Utilization of the inactivation rate of coenzyme A transferase by thiol reagents to determine properties of the enzyme-CoA intermediate.

The rate of inactivation of succinyl-CoA:3-ketoacid coenzyme A transferase by thiol reagents is increased 3 to 100 times by very low concentrations of acyl-CoA substrates. The same maximum inactivation rate is found with acetoacetyl-CoA and succinyl-CoA. The enhanced rate of inactivation is caused by the stoichiometric formation of the enzyme-CoA intermediate and an accompanying conformation change of the enzyme. The inactivation rate provides a simple assay for the amount of enzyme present as the enzyme-CoA intermediate, using only catalytic concentrations of enzyme.

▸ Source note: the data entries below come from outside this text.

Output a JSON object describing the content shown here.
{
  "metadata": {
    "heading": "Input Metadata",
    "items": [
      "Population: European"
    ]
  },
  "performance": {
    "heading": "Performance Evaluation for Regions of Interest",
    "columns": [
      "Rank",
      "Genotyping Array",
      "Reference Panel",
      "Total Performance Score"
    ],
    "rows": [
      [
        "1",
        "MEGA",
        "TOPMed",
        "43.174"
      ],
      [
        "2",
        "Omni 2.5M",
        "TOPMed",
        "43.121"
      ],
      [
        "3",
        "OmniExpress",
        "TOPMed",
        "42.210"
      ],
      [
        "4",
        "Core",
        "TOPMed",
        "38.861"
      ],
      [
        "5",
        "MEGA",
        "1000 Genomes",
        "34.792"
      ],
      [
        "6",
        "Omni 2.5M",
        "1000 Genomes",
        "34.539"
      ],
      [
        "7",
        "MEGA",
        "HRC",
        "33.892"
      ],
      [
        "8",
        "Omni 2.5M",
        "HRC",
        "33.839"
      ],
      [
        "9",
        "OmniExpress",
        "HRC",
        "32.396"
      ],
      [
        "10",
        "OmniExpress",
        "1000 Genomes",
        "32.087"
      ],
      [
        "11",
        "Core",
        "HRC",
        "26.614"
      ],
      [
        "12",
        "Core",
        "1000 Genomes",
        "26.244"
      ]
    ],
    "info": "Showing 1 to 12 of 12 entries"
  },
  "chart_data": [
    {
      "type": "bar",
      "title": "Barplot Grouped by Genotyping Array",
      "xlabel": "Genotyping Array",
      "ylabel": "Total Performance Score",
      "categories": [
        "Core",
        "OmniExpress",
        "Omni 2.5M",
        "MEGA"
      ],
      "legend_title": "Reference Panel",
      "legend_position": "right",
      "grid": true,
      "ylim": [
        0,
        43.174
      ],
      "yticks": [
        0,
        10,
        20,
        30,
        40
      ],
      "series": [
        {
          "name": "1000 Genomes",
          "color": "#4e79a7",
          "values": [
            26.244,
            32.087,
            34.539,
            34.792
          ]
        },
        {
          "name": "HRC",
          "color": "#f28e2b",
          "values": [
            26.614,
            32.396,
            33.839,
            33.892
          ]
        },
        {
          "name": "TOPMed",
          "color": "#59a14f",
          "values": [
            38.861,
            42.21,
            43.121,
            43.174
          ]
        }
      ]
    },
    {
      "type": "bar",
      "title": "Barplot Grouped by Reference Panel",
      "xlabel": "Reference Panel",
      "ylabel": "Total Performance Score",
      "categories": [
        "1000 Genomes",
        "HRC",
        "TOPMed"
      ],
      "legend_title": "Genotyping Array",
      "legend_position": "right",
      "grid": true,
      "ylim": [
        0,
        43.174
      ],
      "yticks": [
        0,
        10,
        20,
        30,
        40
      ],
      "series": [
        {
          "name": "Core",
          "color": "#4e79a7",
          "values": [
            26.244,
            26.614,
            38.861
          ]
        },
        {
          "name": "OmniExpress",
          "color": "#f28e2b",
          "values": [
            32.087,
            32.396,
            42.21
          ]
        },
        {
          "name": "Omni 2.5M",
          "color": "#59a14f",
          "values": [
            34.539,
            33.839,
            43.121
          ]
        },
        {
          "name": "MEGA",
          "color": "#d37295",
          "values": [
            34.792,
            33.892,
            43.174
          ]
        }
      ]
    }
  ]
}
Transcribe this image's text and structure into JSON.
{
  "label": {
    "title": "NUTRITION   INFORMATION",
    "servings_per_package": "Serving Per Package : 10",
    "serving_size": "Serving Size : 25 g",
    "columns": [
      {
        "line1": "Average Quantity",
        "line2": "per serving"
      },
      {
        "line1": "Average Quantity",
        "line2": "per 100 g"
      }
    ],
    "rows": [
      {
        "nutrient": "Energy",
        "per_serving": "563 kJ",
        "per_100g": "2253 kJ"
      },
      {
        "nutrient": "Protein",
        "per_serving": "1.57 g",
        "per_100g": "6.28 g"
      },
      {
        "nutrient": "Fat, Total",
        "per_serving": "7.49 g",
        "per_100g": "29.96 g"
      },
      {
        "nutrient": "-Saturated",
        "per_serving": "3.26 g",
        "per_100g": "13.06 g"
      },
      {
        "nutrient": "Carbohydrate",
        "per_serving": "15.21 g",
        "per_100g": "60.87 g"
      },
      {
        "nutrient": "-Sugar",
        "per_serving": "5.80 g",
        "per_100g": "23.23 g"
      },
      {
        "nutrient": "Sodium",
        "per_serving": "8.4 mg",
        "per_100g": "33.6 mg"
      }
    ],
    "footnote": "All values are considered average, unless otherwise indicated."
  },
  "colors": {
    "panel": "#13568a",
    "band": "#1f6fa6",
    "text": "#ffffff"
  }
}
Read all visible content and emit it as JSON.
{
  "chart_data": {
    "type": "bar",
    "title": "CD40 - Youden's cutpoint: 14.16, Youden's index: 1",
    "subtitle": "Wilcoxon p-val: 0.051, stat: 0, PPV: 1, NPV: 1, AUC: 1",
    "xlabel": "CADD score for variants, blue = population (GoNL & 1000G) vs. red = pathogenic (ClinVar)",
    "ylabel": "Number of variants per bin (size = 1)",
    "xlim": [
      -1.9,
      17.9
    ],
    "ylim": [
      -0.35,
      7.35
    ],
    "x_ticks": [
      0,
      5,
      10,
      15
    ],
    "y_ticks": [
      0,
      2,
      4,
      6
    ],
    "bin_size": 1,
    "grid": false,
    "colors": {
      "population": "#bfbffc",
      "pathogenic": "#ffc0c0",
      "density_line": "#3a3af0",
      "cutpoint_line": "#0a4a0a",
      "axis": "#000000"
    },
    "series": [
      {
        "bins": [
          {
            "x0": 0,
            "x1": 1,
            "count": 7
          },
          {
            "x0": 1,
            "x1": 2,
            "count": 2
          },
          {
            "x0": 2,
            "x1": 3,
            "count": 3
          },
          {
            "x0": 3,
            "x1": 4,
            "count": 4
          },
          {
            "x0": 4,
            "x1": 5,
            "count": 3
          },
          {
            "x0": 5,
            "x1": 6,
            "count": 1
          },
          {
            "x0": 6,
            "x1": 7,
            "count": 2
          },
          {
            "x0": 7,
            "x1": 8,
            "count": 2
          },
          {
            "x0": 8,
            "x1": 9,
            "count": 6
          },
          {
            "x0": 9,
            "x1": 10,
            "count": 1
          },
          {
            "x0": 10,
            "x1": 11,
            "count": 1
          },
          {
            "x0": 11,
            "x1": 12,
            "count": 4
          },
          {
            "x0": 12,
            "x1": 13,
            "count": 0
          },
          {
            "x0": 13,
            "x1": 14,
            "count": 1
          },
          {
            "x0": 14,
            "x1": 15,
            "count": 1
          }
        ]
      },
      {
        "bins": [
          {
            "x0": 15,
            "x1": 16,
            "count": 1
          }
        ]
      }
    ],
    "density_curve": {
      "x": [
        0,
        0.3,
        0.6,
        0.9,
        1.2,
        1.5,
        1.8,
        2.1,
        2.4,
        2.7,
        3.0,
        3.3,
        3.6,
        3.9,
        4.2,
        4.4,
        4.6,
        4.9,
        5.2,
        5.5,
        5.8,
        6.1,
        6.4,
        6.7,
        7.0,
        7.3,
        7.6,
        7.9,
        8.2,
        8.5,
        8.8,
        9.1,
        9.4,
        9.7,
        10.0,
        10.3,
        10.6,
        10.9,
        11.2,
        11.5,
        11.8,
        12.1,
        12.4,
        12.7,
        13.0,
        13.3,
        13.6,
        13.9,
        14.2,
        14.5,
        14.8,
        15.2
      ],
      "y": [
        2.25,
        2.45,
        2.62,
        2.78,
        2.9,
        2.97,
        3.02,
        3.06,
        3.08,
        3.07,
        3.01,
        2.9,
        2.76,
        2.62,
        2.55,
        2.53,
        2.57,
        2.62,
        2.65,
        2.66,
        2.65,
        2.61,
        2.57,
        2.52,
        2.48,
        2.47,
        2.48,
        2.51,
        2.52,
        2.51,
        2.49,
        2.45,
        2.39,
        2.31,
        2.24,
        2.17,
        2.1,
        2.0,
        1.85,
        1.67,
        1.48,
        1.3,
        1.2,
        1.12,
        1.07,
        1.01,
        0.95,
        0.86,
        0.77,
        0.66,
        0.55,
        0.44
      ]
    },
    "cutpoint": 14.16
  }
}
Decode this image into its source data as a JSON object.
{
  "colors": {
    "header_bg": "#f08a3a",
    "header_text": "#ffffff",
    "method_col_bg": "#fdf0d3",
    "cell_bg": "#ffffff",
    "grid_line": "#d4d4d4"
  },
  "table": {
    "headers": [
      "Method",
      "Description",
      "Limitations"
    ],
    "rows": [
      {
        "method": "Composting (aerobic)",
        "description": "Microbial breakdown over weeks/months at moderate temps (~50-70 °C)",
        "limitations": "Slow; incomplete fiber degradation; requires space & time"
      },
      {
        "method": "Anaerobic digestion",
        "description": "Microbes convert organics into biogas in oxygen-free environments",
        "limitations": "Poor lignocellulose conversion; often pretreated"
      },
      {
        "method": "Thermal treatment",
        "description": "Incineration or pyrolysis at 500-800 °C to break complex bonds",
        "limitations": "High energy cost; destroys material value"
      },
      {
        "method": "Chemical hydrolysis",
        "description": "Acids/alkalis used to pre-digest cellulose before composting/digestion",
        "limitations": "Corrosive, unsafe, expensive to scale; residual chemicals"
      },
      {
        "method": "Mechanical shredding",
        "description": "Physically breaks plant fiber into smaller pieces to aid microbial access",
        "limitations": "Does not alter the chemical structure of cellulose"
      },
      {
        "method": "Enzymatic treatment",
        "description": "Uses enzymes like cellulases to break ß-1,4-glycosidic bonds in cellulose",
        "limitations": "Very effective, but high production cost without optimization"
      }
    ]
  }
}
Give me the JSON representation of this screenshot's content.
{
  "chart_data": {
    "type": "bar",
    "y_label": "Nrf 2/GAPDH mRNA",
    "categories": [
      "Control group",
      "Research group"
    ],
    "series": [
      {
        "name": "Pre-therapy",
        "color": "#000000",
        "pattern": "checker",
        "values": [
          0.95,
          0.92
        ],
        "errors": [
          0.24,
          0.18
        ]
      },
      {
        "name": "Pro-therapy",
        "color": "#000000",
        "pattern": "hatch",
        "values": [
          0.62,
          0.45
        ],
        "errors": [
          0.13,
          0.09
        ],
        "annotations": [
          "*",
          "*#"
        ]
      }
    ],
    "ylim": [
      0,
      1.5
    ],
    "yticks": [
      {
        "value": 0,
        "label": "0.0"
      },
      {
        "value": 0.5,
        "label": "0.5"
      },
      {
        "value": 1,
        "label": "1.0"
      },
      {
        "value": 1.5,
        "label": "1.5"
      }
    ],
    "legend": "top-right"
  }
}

This technique has been utilized to measure (a) a rate constant for hydrolysis of the enzyme-CoA intermediate of 0.10 min-1 at pH 8.1; (b) a stoichiometry of two active sites per enzyme molecule; and (c) the equilibrium constants for formation of the enzyme-CoA intermediate from dilute solutions of substrates (and hence for the overall reaction) by determining the ratio of [enzyme-CoA]/[enzyme] in the presence of a series of substrate "buffers" at different ratios of [RCOO-]/[RCOSCoA]. As the total concentration of acyl-CoA and carbosylate substrates is increased, the inactivation rate is decreased. This indicates that the Michaelis complexes are protected against inactivation.